Though signed by the Master of the vessel who is a representative of the owners, in reality, the CPBL is issued by the Ship Captain on behalf of the charterer of the vessel and effectively it is the charterer who issues the B/L to the shipper for the goods being shipped on board the vessel he has chartered . For the charterer it is merely a receipt for the goods shipped as all the terms and conditions are mentioned already in the charter party as was declared by courts in Leduc v Ward (1888) 20 QBD 4751.

It’s important to understand that while a Marine Bill of Lading is issued by the Shipowner or his agents a CPBL is issued by a Charterer or his agents.

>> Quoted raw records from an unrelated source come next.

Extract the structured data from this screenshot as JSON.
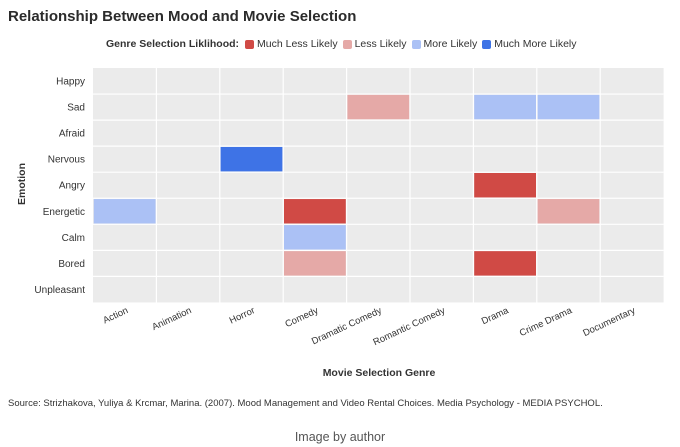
{
  "chart_data": {
    "type": "heatmap",
    "title": "Relationship Between Mood and Movie Selection",
    "legend_title": "Genre Selection Liklihood:",
    "legend": [
      {
        "label": "Much Less Likely",
        "color": "#d04a45"
      },
      {
        "label": "Less Likely",
        "color": "#e5a9a7"
      },
      {
        "label": "More Likely",
        "color": "#abc1f5"
      },
      {
        "label": "Much More Likely",
        "color": "#3e73e6"
      }
    ],
    "xlabel": "Movie Selection Genre",
    "ylabel": "Emotion",
    "x_categories": [
      "Action",
      "Animation",
      "Horror",
      "Comedy",
      "Dramatic Comedy",
      "Romantic Comedy",
      "Drama",
      "Crime Drama",
      "Documentary"
    ],
    "y_categories": [
      "Happy",
      "Sad",
      "Afraid",
      "Nervous",
      "Angry",
      "Energetic",
      "Calm",
      "Bored",
      "Unpleasant"
    ],
    "cells": [
      {
        "emotion": "Sad",
        "genre": "Dramatic Comedy",
        "level": "Less Likely"
      },
      {
        "emotion": "Sad",
        "genre": "Drama",
        "level": "More Likely"
      },
      {
        "emotion": "Sad",
        "genre": "Crime Drama",
        "level": "More Likely"
      },
      {
        "emotion": "Nervous",
        "genre": "Horror",
        "level": "Much More Likely"
      },
      {
        "emotion": "Angry",
        "genre": "Drama",
        "level": "Much Less Likely"
      },
      {
        "emotion": "Energetic",
        "genre": "Action",
        "level": "More Likely"
      },
      {
        "emotion": "Energetic",
        "genre": "Comedy",
        "level": "Much Less Likely"
      },
      {
        "emotion": "Energetic",
        "genre": "Crime Drama",
        "level": "Less Likely"
      },
      {
        "emotion": "Calm",
        "genre": "Comedy",
        "level": "More Likely"
      },
      {
        "emotion": "Bored",
        "genre": "Comedy",
        "level": "Less Likely"
      },
      {
        "emotion": "Bored",
        "genre": "Drama",
        "level": "Much Less Likely"
      }
    ],
    "grid": true
  },
  "source": "Source: Strizhakova, Yuliya & Krcmar, Marina. (2007). Mood Management and Video Rental Choices. Media Psychology - MEDIA PSYCHOL.",
  "caption": "Image by author"
}
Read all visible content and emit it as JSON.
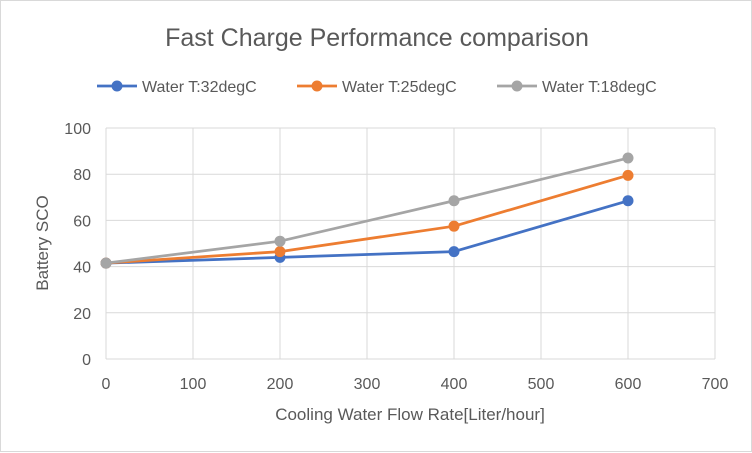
{
  "chart_data": {
    "type": "line",
    "title": "Fast Charge Performance  comparison",
    "xlabel": "Cooling Water Flow Rate[Liter/hour]",
    "ylabel": "Battery SCO",
    "xlim": [
      0,
      700
    ],
    "ylim": [
      0,
      100
    ],
    "x_ticks": [
      "0",
      "100",
      "200",
      "300",
      "400",
      "500",
      "600",
      "700"
    ],
    "y_ticks": [
      "0",
      "20",
      "40",
      "60",
      "80",
      "100"
    ],
    "grid": true,
    "legend_position": "top",
    "series": [
      {
        "name": "Water T:32degC",
        "color": "#4472c4",
        "x": [
          0,
          200,
          400,
          600
        ],
        "y": [
          41.5,
          44,
          46.5,
          68.5
        ]
      },
      {
        "name": "Water T:25degC",
        "color": "#ed7d31",
        "x": [
          0,
          200,
          400,
          600
        ],
        "y": [
          41.5,
          46.5,
          57.5,
          79.5
        ]
      },
      {
        "name": "Water T:18degC",
        "color": "#a5a5a5",
        "x": [
          0,
          200,
          400,
          600
        ],
        "y": [
          41.5,
          51,
          68.5,
          87
        ]
      }
    ]
  }
}
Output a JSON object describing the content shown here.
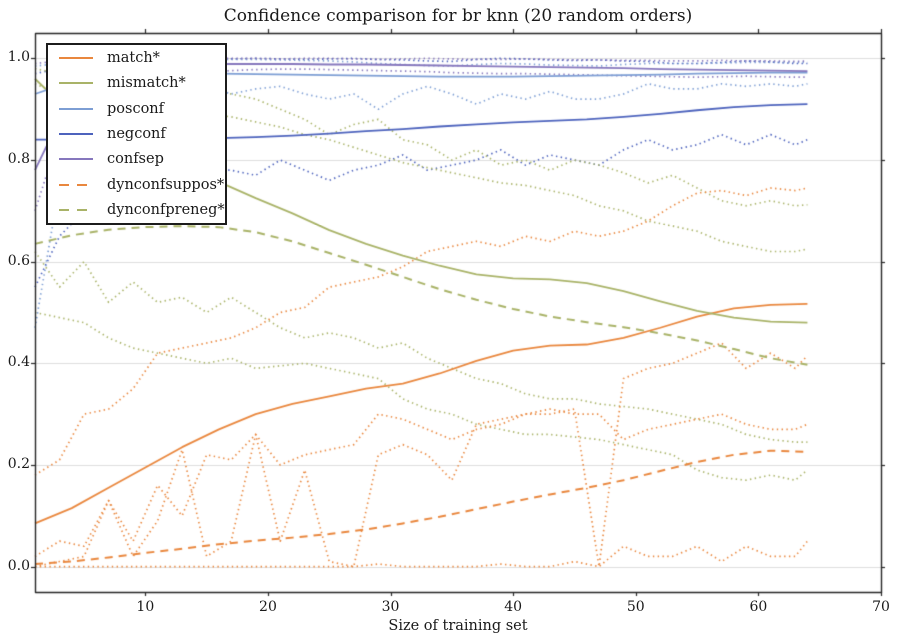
{
  "title": "Confidence comparison for br knn (20 random orders)",
  "colors": {
    "orange": "#e9873e",
    "olive": "#a9b368",
    "lightblue": "#7d9ed4",
    "blue": "#4d63bd",
    "purple": "#8677bd",
    "grid": "#dedede",
    "axis": "#262626",
    "text": "#1a1a1a"
  },
  "axes": {
    "xlabel": "Size of training set",
    "ylabel": "",
    "xlim": [
      1,
      70
    ],
    "ylim": [
      -0.05,
      1.05
    ],
    "xtick_values": [
      10,
      20,
      30,
      40,
      50,
      60,
      70
    ],
    "xtick_labels": [
      "10",
      "20",
      "30",
      "40",
      "50",
      "60",
      "70"
    ],
    "ytick_values": [
      0.0,
      0.2,
      0.4,
      0.6,
      0.8,
      1.0
    ],
    "ytick_labels": [
      "0.0",
      "0.2",
      "0.4",
      "0.6",
      "0.8",
      "1.0"
    ]
  },
  "legend": {
    "items": [
      {
        "label": "match*",
        "color": "#e9873e",
        "style": "solid"
      },
      {
        "label": "mismatch*",
        "color": "#a9b368",
        "style": "solid"
      },
      {
        "label": "posconf",
        "color": "#7d9ed4",
        "style": "solid"
      },
      {
        "label": "negconf",
        "color": "#4d63bd",
        "style": "solid"
      },
      {
        "label": "confsep",
        "color": "#8677bd",
        "style": "solid"
      },
      {
        "label": "dynconfsuppos*",
        "color": "#e9873e",
        "style": "dashed"
      },
      {
        "label": "dynconfpreneg*",
        "color": "#a9b368",
        "style": "dashed"
      }
    ]
  },
  "chart_data": {
    "type": "line",
    "title": "Confidence comparison for br knn (20 random orders)",
    "xlabel": "Size of training set",
    "ylabel": "",
    "xlim": [
      1,
      70
    ],
    "ylim": [
      -0.05,
      1.05
    ],
    "grid": "horizontal",
    "legend_position": "upper left",
    "x_mean": [
      1,
      4,
      7,
      10,
      13,
      16,
      19,
      22,
      25,
      28,
      31,
      34,
      37,
      40,
      43,
      46,
      49,
      52,
      55,
      58,
      61,
      64
    ],
    "x_env": [
      1,
      3,
      5,
      7,
      9,
      11,
      13,
      15,
      17,
      19,
      21,
      23,
      25,
      27,
      29,
      31,
      33,
      35,
      37,
      39,
      41,
      43,
      45,
      47,
      49,
      51,
      53,
      55,
      57,
      59,
      61,
      63,
      64
    ],
    "series": [
      {
        "name": "negconf_max",
        "label": null,
        "color": "#4d63bd",
        "style": "dotted",
        "x_ref": "x_env",
        "y": [
          0.97,
          0.98,
          0.988,
          0.992,
          0.995,
          0.996,
          0.997,
          0.998,
          0.999,
          1.0,
          0.999,
          0.998,
          0.999,
          1.0,
          0.998,
          0.997,
          0.995,
          0.994,
          0.998,
          1.0,
          0.999,
          0.997,
          0.996,
          0.997,
          0.995,
          0.994,
          0.99,
          0.99,
          0.992,
          0.995,
          0.993,
          0.99,
          0.99
        ]
      },
      {
        "name": "negconf_min",
        "label": null,
        "color": "#4d63bd",
        "style": "dotted",
        "x_ref": "x_env",
        "y": [
          0.55,
          0.65,
          0.7,
          0.73,
          0.75,
          0.77,
          0.78,
          0.78,
          0.78,
          0.77,
          0.8,
          0.78,
          0.76,
          0.78,
          0.79,
          0.81,
          0.78,
          0.79,
          0.8,
          0.82,
          0.79,
          0.81,
          0.8,
          0.79,
          0.82,
          0.84,
          0.82,
          0.83,
          0.85,
          0.83,
          0.85,
          0.83,
          0.84
        ]
      },
      {
        "name": "posconf_max",
        "label": null,
        "color": "#7d9ed4",
        "style": "dotted",
        "x_ref": "x_env",
        "y": [
          0.985,
          0.99,
          0.992,
          0.994,
          0.995,
          0.996,
          0.997,
          0.997,
          0.998,
          0.998,
          0.997,
          0.996,
          0.995,
          0.993,
          0.99,
          0.988,
          0.986,
          0.985,
          0.988,
          0.99,
          0.989,
          0.987,
          0.986,
          0.985,
          0.988,
          0.99,
          0.99,
          0.99,
          0.991,
          0.992,
          0.992,
          0.992,
          0.992
        ]
      },
      {
        "name": "posconf_min",
        "label": null,
        "color": "#7d9ed4",
        "style": "dotted",
        "x_ref": "x_env",
        "y": [
          0.47,
          0.75,
          0.86,
          0.9,
          0.92,
          0.925,
          0.93,
          0.945,
          0.93,
          0.94,
          0.945,
          0.93,
          0.92,
          0.93,
          0.9,
          0.93,
          0.945,
          0.93,
          0.91,
          0.93,
          0.92,
          0.935,
          0.92,
          0.92,
          0.93,
          0.95,
          0.94,
          0.94,
          0.95,
          0.945,
          0.95,
          0.945,
          0.95
        ]
      },
      {
        "name": "confsep_max",
        "label": null,
        "color": "#8677bd",
        "style": "dotted",
        "x_ref": "x_env",
        "y": [
          0.99,
          0.995,
          0.998,
          0.999,
          1.0,
          1.0,
          1.0,
          1.0,
          1.0,
          1.0,
          0.999,
          1.0,
          1.0,
          0.999,
          0.998,
          0.999,
          1.0,
          0.999,
          0.998,
          0.998,
          0.999,
          0.998,
          0.997,
          0.997,
          0.996,
          0.996,
          0.995,
          0.995,
          0.996,
          0.995,
          0.995,
          0.994,
          0.995
        ]
      },
      {
        "name": "confsep_min",
        "label": null,
        "color": "#8677bd",
        "style": "dotted",
        "x_ref": "x_env",
        "y": [
          0.7,
          0.85,
          0.91,
          0.94,
          0.955,
          0.965,
          0.97,
          0.973,
          0.976,
          0.978,
          0.979,
          0.979,
          0.978,
          0.977,
          0.976,
          0.975,
          0.974,
          0.972,
          0.971,
          0.97,
          0.97,
          0.969,
          0.968,
          0.967,
          0.966,
          0.965,
          0.964,
          0.963,
          0.964,
          0.965,
          0.964,
          0.963,
          0.963
        ]
      },
      {
        "name": "mismatch_max",
        "label": null,
        "color": "#a9b368",
        "style": "dotted",
        "x_ref": "x_env",
        "y": [
          0.98,
          0.97,
          0.96,
          0.955,
          0.95,
          0.945,
          0.94,
          0.935,
          0.93,
          0.92,
          0.9,
          0.88,
          0.85,
          0.87,
          0.88,
          0.84,
          0.83,
          0.8,
          0.82,
          0.79,
          0.8,
          0.78,
          0.8,
          0.79,
          0.775,
          0.755,
          0.77,
          0.745,
          0.72,
          0.71,
          0.72,
          0.71,
          0.712
        ]
      },
      {
        "name": "mismatch_min",
        "label": null,
        "color": "#a9b368",
        "style": "dotted",
        "x_ref": "x_env",
        "y": [
          0.62,
          0.55,
          0.6,
          0.52,
          0.56,
          0.52,
          0.53,
          0.5,
          0.53,
          0.5,
          0.47,
          0.45,
          0.46,
          0.45,
          0.43,
          0.44,
          0.41,
          0.39,
          0.37,
          0.36,
          0.34,
          0.33,
          0.33,
          0.32,
          0.315,
          0.31,
          0.3,
          0.29,
          0.28,
          0.26,
          0.25,
          0.245,
          0.245
        ]
      },
      {
        "name": "dynconfpreneg_max",
        "label": null,
        "color": "#a9b368",
        "style": "dotted",
        "x_ref": "x_env",
        "y": [
          0.95,
          0.93,
          0.91,
          0.9,
          0.895,
          0.89,
          0.885,
          0.89,
          0.885,
          0.875,
          0.865,
          0.85,
          0.84,
          0.825,
          0.81,
          0.795,
          0.785,
          0.775,
          0.765,
          0.755,
          0.75,
          0.74,
          0.73,
          0.71,
          0.7,
          0.68,
          0.67,
          0.66,
          0.64,
          0.63,
          0.62,
          0.62,
          0.625
        ]
      },
      {
        "name": "dynconfpreneg_min",
        "label": null,
        "color": "#a9b368",
        "style": "dotted",
        "x_ref": "x_env",
        "y": [
          0.5,
          0.49,
          0.48,
          0.45,
          0.43,
          0.42,
          0.41,
          0.4,
          0.41,
          0.39,
          0.395,
          0.4,
          0.39,
          0.38,
          0.37,
          0.33,
          0.31,
          0.3,
          0.28,
          0.27,
          0.26,
          0.26,
          0.255,
          0.25,
          0.24,
          0.23,
          0.22,
          0.19,
          0.175,
          0.17,
          0.18,
          0.17,
          0.19
        ]
      },
      {
        "name": "match_max",
        "label": null,
        "color": "#e9873e",
        "style": "dotted",
        "x_ref": "x_env",
        "y": [
          0.18,
          0.21,
          0.3,
          0.31,
          0.35,
          0.42,
          0.43,
          0.44,
          0.45,
          0.47,
          0.5,
          0.51,
          0.55,
          0.56,
          0.57,
          0.59,
          0.62,
          0.63,
          0.64,
          0.63,
          0.65,
          0.64,
          0.66,
          0.65,
          0.66,
          0.68,
          0.71,
          0.735,
          0.74,
          0.73,
          0.745,
          0.74,
          0.745
        ]
      },
      {
        "name": "match_min",
        "label": null,
        "color": "#e9873e",
        "style": "dotted",
        "x_ref": "x_env",
        "y": [
          0.0,
          0.01,
          0.02,
          0.13,
          0.02,
          0.09,
          0.23,
          0.02,
          0.05,
          0.26,
          0.05,
          0.19,
          0.01,
          0.0,
          0.22,
          0.24,
          0.22,
          0.17,
          0.28,
          0.29,
          0.3,
          0.3,
          0.31,
          0.0,
          0.37,
          0.39,
          0.4,
          0.42,
          0.44,
          0.39,
          0.42,
          0.39,
          0.415
        ]
      },
      {
        "name": "dynconfsuppos_max",
        "label": null,
        "color": "#e9873e",
        "style": "dotted",
        "x_ref": "x_env",
        "y": [
          0.02,
          0.05,
          0.04,
          0.13,
          0.05,
          0.16,
          0.1,
          0.22,
          0.21,
          0.26,
          0.2,
          0.22,
          0.23,
          0.24,
          0.3,
          0.29,
          0.27,
          0.25,
          0.27,
          0.28,
          0.3,
          0.31,
          0.3,
          0.3,
          0.25,
          0.27,
          0.28,
          0.29,
          0.3,
          0.28,
          0.27,
          0.27,
          0.28
        ]
      },
      {
        "name": "dynconfsuppos_min",
        "label": null,
        "color": "#e9873e",
        "style": "dotted",
        "x_ref": "x_env",
        "y": [
          0.0,
          0.0,
          0.0,
          0.0,
          0.0,
          0.0,
          0.0,
          0.0,
          0.0,
          0.0,
          0.0,
          0.0,
          0.0,
          0.0,
          0.005,
          0.0,
          0.0,
          0.0,
          0.0,
          0.005,
          0.0,
          0.0,
          0.01,
          0.0,
          0.04,
          0.02,
          0.02,
          0.04,
          0.01,
          0.04,
          0.02,
          0.02,
          0.05
        ]
      },
      {
        "name": "dynconfsuppos",
        "label": "dynconfsuppos*",
        "color": "#e9873e",
        "style": "dashed",
        "x_ref": "x_mean",
        "y": [
          0.005,
          0.01,
          0.018,
          0.027,
          0.035,
          0.044,
          0.051,
          0.057,
          0.064,
          0.073,
          0.085,
          0.098,
          0.113,
          0.128,
          0.142,
          0.155,
          0.17,
          0.188,
          0.206,
          0.22,
          0.228,
          0.226
        ]
      },
      {
        "name": "dynconfpreneg",
        "label": "dynconfpreneg*",
        "color": "#a9b368",
        "style": "dashed",
        "x_ref": "x_mean",
        "y": [
          0.635,
          0.652,
          0.663,
          0.668,
          0.67,
          0.668,
          0.658,
          0.64,
          0.617,
          0.594,
          0.57,
          0.546,
          0.525,
          0.507,
          0.492,
          0.481,
          0.471,
          0.459,
          0.445,
          0.428,
          0.41,
          0.397
        ]
      },
      {
        "name": "match",
        "label": "match*",
        "color": "#e9873e",
        "style": "solid",
        "x_ref": "x_mean",
        "y": [
          0.085,
          0.115,
          0.155,
          0.195,
          0.235,
          0.27,
          0.3,
          0.32,
          0.335,
          0.35,
          0.36,
          0.38,
          0.405,
          0.425,
          0.435,
          0.437,
          0.45,
          0.47,
          0.492,
          0.508,
          0.515,
          0.517
        ]
      },
      {
        "name": "mismatch",
        "label": "mismatch*",
        "color": "#a9b368",
        "style": "solid",
        "x_ref": "x_mean",
        "y": [
          0.96,
          0.89,
          0.83,
          0.8,
          0.775,
          0.757,
          0.725,
          0.695,
          0.662,
          0.635,
          0.612,
          0.592,
          0.575,
          0.567,
          0.565,
          0.558,
          0.542,
          0.522,
          0.503,
          0.49,
          0.482,
          0.48
        ]
      },
      {
        "name": "posconf",
        "label": "posconf",
        "color": "#7d9ed4",
        "style": "solid",
        "x_ref": "x_mean",
        "y": [
          0.93,
          0.955,
          0.965,
          0.968,
          0.97,
          0.97,
          0.969,
          0.968,
          0.967,
          0.966,
          0.965,
          0.964,
          0.964,
          0.964,
          0.965,
          0.966,
          0.967,
          0.968,
          0.97,
          0.971,
          0.972,
          0.972
        ]
      },
      {
        "name": "negconf",
        "label": "negconf",
        "color": "#4d63bd",
        "style": "solid",
        "x_ref": "x_mean",
        "y": [
          0.84,
          0.84,
          0.84,
          0.841,
          0.842,
          0.843,
          0.845,
          0.848,
          0.852,
          0.857,
          0.861,
          0.866,
          0.87,
          0.874,
          0.877,
          0.88,
          0.885,
          0.891,
          0.898,
          0.904,
          0.908,
          0.91
        ]
      },
      {
        "name": "confsep",
        "label": "confsep",
        "color": "#8677bd",
        "style": "solid",
        "x_ref": "x_mean",
        "y": [
          0.78,
          0.93,
          0.972,
          0.984,
          0.988,
          0.989,
          0.989,
          0.989,
          0.988,
          0.988,
          0.987,
          0.986,
          0.985,
          0.984,
          0.983,
          0.982,
          0.981,
          0.979,
          0.978,
          0.977,
          0.976,
          0.975
        ]
      }
    ]
  }
}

AS against a normal MARINE B/L where the bankers are more comfortable in extending credit, they are very apprehensive about accepting CHARTER PARTY BILL OF LADINGS.

To make matters simple when we transport goods by truck and the goods get damaged, we hold the CARRIER liable. In CPBL it is the charterer who is the carrier for shipper even though he has loaded his goods on a ship belonging to the shipowner. At times this could present difficulties to the shipper. For instance, if the charterer fails to pay the charter hire to the shipowner, the shipowner under can withhold the cargo for non-payment. In such a situation it is the shipper or the owner of the cargo who suffers. But frustratingly the shipper/owner of goods cannot move against the shipowner as he has no contractual relations with him. The situation becomes even more complicated if there is sub-charterer also involved as some charter parties do permit the charterer to further sub charter the vessel.

The Uniform Customs and Practice for Documentary Credits (UCP) drafted by ICC (International Chamber of Commerce) is a set of rules utilized by bankers and commercial parties for trade finance.

A Marine Bill of lading is covered under Article 20 of UCP 600, while Article 22 covers Charter Party Bill of Lading. As per Article 22, if a LC (letter of Credit) calls for a Charter Party BL, or mentions that CBPLs are acceptable, then presenting a CPBL would comply with this condition. A CPBL should contain an indication that it is subject to a Charter Party, and can be signed by the master, the owner or the charterer or their agent on their behalf (as against the carrier or the master or their agent in the case of Marine Bill of Lading).

Under CPBL’s Problems can also arise where the shipowner has first chartered the vessel to a charterer under a Charter Party and the Charterer in turn contracts with a shipper under a Contract of carriage on terms different from the Charter party.

Two crucial questions which must be answered in this case are:

(i) where there is a conflict between the terms of the bill of lading and the terms of the charter party under which it was issued, which terms would be binding on the shipper – the charter party terms or the bill of lading terms?
(ii)  and who is the carrier where goods are carried on a chartered ship?

In Leduc v Ward (1888) 20 QBD 4751 courts ruled that when the B/L is issued as a follow up of the C/p between the charterer and the owner then B/L is merely a receipt of goods as all the main terms of the carriage are already in the earlier contract viz the charter party.

Now consider a FOB contract where the charterer is also the consignee, as in the case of President of India v Metcalfe [1969] ALL ER 1549, the charterer was caught by a term, an arbitration clause, of the charter party even though there was no such clause in the bill endorsed to him by the shipper. Thus, where the charterer takes the bill directly from the shipper, his seller, it is clear that the endorsement of the bill to the charterer is very much an incident of the contract of sale and is in no way intended by any of the parties to alter the contractual agreements between the shipowner and the charterer, contained in the charter party. And hence any variations in terms between the C/P and the B/L can give rise to serious disputes.

Concluding, this was an attempt to have a fair idea of what is a CPBL and its difference with Marine BL. Cargoes in bulk will continue to move worldwide, Charterers will continue to hire ships, CPBL’s will continue to be used. Hence for reasons of its unique identity CPBL are to be treated with special care and it is always advisable to take legal assistance whenever entering into any International transportation of goods contracts.